Step 3: Making predictions.
Next, we make a prediction that if we display the button more prominently on the slide and change its caption to “Continue” instead of “Show Examples,” more learners will click on it. We could simply restrict the course navigation, but we trust our learners and want to keep the navigation open. So, we make the changes to the button and allow some more learners to take the course. Upon checking the report, we notice that the changes we’ve made resulted in more button clicks and improvements in question 4 scores. We can also say that these changes allowed us to make the learning process more effective.
Step 4: Drawing conclusions and acting on findings in order to make elearning effective.
Finally, we can draw conclusions and sum up the findings. We have discovered that displaying the button prominently on the slides and changing the caption to “Continue” resulted in better learning outcomes. Let’s now apply this finding to the rest of the course. We know that the content in question 2 is also partially hidden behind another “Show Examples” button. We will make the same changes to this button and will test this course with the learners one more time. The table below illustrates that these changes have also resulted in performance improvements in question 2.
Of course, a record of what the learners are reading and seeing is just that, a record. It does not measure how skilled the learners are in performing their job tasks. However, by paying attention to the learning data generated in the course, we have the ability to fine-tune the courses we build. This has the potential to make elearning effective and result in stronger knowledge transfer.
Collecting and analyzing learning data is becoming a major eLearning trend.

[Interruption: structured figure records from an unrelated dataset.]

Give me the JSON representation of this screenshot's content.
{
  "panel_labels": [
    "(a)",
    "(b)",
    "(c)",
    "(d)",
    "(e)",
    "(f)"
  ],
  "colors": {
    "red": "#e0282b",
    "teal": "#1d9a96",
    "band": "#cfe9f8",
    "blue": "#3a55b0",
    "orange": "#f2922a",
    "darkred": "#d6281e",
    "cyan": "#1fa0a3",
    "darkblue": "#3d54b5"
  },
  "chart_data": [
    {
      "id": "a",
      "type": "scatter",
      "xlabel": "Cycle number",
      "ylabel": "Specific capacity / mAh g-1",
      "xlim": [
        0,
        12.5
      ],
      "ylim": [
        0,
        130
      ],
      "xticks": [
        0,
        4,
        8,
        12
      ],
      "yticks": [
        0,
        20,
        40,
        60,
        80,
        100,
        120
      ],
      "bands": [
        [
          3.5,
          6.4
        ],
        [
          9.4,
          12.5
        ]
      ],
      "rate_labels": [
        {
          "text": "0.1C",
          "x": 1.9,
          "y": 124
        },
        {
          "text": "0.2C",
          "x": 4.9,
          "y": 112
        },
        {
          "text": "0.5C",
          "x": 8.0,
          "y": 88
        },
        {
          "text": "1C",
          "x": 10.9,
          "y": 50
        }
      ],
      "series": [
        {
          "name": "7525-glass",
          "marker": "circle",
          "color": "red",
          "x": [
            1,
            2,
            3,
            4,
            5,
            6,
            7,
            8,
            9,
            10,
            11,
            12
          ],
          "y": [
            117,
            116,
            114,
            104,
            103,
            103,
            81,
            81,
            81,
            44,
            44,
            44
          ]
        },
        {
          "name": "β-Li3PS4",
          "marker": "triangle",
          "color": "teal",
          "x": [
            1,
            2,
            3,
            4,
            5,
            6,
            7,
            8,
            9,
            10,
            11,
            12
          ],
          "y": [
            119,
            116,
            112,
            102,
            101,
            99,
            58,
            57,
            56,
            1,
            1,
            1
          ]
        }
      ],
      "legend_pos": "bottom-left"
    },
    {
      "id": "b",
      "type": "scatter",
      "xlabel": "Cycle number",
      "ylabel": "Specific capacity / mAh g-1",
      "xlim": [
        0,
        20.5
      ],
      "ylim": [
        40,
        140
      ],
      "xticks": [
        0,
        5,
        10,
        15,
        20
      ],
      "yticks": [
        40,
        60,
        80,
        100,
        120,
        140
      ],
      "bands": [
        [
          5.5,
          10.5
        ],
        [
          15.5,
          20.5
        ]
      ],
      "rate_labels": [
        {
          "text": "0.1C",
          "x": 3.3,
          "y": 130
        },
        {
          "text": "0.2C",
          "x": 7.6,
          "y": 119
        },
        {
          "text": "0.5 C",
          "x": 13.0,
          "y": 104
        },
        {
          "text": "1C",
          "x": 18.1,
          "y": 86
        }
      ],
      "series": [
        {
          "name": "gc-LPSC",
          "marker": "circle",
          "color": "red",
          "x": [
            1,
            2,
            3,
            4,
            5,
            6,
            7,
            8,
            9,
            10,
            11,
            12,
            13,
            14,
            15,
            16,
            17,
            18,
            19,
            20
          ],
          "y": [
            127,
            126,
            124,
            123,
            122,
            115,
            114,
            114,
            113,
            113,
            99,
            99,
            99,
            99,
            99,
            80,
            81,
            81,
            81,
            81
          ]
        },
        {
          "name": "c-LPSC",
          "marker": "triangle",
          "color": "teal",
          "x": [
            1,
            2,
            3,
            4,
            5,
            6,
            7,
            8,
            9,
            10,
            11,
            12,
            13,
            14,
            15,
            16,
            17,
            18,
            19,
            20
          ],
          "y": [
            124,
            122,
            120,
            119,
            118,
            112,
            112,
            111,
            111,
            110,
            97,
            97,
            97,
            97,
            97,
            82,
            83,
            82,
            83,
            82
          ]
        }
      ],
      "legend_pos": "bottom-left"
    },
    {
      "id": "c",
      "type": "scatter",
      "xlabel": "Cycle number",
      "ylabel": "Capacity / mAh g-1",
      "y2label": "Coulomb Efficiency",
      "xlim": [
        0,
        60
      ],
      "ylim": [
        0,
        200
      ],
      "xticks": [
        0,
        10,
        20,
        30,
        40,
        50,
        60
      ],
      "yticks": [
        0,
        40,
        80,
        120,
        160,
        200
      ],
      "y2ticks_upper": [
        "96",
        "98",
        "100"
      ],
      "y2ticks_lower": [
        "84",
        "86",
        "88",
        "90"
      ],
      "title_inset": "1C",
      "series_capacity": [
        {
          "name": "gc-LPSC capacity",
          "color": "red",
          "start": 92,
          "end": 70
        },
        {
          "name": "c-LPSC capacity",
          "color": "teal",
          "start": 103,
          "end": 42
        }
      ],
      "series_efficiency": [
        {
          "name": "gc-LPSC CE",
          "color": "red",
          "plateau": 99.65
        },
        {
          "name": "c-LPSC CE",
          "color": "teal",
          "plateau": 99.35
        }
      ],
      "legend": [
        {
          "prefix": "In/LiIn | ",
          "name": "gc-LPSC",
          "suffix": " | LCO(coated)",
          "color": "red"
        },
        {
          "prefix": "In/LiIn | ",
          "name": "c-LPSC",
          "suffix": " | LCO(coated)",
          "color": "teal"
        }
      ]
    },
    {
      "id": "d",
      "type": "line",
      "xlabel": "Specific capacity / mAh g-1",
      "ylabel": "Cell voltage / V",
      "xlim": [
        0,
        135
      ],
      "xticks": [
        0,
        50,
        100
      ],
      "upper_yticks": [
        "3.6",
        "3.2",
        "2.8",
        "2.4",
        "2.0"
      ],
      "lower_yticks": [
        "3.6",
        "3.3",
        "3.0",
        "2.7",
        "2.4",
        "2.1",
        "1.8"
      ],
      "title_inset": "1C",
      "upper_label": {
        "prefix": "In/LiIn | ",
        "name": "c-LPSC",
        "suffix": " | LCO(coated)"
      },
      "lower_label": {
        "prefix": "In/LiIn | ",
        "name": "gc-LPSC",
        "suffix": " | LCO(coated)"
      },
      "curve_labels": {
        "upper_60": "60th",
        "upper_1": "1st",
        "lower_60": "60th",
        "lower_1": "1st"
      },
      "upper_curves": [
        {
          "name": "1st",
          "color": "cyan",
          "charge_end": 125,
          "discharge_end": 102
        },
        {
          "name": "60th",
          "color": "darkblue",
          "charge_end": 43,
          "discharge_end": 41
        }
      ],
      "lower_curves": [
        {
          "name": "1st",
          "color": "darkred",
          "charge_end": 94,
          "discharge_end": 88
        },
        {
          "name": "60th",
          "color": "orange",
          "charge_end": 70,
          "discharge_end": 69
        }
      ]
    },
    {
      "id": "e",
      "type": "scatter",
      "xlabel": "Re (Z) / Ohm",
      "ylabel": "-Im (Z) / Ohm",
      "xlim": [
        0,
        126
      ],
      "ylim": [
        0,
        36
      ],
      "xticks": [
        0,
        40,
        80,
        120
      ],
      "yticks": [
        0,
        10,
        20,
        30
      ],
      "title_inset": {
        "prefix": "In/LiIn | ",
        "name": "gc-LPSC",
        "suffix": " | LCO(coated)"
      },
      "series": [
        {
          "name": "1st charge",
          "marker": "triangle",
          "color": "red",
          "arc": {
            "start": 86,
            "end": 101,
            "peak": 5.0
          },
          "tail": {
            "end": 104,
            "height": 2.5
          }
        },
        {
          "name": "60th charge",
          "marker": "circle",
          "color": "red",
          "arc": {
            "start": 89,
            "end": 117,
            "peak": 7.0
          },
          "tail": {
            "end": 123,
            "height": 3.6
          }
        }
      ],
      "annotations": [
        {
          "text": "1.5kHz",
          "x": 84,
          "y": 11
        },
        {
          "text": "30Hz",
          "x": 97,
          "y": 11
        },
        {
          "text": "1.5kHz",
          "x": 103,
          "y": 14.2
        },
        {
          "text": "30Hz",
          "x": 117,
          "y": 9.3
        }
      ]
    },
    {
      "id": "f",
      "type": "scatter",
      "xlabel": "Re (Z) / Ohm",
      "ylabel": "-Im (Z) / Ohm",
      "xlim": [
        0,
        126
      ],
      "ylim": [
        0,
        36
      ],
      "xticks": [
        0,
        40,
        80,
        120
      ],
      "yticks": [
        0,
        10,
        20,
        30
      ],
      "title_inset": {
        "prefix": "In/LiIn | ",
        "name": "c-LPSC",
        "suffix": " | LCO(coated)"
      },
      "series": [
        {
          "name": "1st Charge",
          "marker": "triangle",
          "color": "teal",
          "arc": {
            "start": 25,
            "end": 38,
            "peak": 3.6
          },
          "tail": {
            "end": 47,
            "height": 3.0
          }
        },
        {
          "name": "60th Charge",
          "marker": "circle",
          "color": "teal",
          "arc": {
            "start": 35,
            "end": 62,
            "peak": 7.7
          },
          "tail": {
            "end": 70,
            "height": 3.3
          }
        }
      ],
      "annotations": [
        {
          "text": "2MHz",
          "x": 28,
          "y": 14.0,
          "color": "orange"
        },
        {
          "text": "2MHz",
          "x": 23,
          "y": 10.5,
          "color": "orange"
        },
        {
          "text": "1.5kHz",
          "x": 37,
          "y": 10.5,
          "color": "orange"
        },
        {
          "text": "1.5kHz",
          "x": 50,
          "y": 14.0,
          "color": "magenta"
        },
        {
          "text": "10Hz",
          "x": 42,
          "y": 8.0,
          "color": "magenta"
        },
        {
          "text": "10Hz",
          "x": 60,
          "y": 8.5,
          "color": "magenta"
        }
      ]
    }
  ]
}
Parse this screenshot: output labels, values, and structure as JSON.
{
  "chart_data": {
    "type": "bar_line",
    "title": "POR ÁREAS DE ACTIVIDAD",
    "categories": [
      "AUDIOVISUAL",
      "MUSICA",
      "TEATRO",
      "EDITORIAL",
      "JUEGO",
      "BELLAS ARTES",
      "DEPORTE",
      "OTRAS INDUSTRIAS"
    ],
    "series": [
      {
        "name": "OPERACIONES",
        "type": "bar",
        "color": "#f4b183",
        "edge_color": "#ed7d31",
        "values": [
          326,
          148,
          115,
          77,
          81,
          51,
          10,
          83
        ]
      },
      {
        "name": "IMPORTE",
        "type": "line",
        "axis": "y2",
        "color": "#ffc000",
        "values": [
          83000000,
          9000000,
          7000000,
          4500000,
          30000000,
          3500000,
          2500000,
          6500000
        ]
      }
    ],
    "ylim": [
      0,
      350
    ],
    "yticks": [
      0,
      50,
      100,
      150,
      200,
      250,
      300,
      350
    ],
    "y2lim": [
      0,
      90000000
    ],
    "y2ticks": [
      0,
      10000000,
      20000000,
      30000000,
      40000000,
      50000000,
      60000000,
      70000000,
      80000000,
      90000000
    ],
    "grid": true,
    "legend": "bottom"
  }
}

Companies should pay attention to the learning data generated by the learners to improve the content presentation and make the eLearning course effective. A company can tell if the eLearning course is effective if they see any positive changes after the learners complete the training.
A good place to start evaluating the training content is to use the Data Cloud Widget. Pay attention to the learners’ knowledge check answers. Check if there is a pattern or if the learners have issues with any questions.
Software tools such as Articulate Storyline and Adobe Captive allow capturing a record of the training and saving the data with the Data Cloud widget.
The quiz scores and course progress reflect only course completion and not necessarily the effectiveness of the training.